Our Miami foreclosure attorneys know how complicated the foreclosure process can be - and at that rate, there are bound to be a host of mistakes, any one of which could wrongly force someone from their home.
A recent article by a senior producer at MSNBC offered a rare, inside look into these so-called "foreclosure factories," particularly at Wells-Fargo, although we know the same general practices are prevalent at each of the major banking institutions. Here, in the first of two Miami Foreclosure Lawyer blogs on the expose, we're going to break down what this report revealed, and what it means for you.

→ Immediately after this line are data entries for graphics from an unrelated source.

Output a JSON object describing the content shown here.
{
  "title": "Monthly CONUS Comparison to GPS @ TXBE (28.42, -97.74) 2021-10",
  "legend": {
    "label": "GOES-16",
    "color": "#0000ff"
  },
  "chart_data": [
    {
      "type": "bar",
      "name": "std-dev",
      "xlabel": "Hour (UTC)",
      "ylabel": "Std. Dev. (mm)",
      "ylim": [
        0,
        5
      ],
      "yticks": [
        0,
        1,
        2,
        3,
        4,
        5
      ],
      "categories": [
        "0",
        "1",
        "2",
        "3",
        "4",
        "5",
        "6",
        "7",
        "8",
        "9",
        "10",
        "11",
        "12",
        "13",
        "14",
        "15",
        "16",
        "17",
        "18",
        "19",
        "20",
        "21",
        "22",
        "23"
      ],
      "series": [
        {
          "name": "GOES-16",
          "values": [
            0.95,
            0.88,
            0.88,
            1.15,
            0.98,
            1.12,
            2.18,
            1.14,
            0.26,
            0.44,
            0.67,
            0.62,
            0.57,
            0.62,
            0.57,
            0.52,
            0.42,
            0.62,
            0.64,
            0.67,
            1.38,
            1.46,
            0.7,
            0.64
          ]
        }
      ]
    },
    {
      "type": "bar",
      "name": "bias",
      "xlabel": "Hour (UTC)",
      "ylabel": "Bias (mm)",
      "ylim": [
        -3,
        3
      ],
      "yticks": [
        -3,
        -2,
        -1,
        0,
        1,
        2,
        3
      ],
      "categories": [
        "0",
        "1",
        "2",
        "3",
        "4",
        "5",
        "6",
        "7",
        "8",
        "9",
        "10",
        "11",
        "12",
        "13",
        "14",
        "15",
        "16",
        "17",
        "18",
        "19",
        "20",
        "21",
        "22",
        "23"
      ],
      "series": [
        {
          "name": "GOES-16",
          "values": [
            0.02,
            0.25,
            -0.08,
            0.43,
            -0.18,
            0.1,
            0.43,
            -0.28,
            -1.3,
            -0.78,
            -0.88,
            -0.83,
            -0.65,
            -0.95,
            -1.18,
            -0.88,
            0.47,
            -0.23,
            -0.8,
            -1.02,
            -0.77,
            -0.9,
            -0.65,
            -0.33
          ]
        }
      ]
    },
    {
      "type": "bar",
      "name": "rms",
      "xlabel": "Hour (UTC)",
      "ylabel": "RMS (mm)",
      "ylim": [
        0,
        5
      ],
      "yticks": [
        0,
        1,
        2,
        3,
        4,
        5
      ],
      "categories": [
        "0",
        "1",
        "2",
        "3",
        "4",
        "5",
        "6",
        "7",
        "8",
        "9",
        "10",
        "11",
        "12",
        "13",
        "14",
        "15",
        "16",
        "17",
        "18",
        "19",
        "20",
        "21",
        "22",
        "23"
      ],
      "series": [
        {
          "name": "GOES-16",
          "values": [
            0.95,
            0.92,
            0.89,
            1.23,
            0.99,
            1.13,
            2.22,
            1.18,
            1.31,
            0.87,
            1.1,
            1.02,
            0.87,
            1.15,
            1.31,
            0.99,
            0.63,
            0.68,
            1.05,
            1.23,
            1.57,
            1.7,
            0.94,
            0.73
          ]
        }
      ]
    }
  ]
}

The news agency started investigating deeper after one of these Wells-Fargo "vice presidents" contacted a reporter there, saying that she was horrified at the ongoing practices within the bank. She still works there, so her comments were all under the cloak of anonymity, but her statements were backed by numerous internal memos, e-mails and faxes.
According to her, the loan modifications of many families - those left in a deeply precarious financial situation following the burst of the housing bubble - were denied after merely cursory reviews. In other cases, borrowers who were trying to get a break on their underwater home mortgages were sending highly-detailed and extremely sensitive financial information to the bank - to a fax that no one had checked for weeks. In other cases, customers were falling into foreclosure for owing paltry interest payments - sometimes as astonishingly little as $1.20.
There is precious little that shocks our Miami foreclosure attorneys anymore when it comes to the egregious actions of these large banking institutions. But it's infuriating to know that it's still happening - even after widespread enforcement actions last year by the country's most powerful banking regulators and then a recent $25 billion settlement among the nation's five biggest banks and 49 states attorneys general, which was specifically aimed at wrongful foreclosure problems attributed to employees attesting to facts of which they had no firsthand knowledge.
While banks say that these wrongful foreclosures are less likely to happen, if the paperwork is never challenged in court by an experienced Miami foreclosure attorney, there is absolutely no way a homeowner would know whether a mistake was made - or even if the bank had legally proven that it was the owner of the loan and had foreclosure rights.
While regulatory investigators back in 2010 reported that Wells-Fargo's document processors were regularly signing off on affidavits containing facts they had no personal knowledge of, the banks have insisted things are better. Those who work there, however, tell a different story.
Not only do they not have personal knowledge of the facts in the documents, the internal system is specifically designed so they can't have that knowledge. In fact, they are copying-and-pasting information in a manner that would suggest that rather than the "vice president" titles they own, they are merely data entry clerks.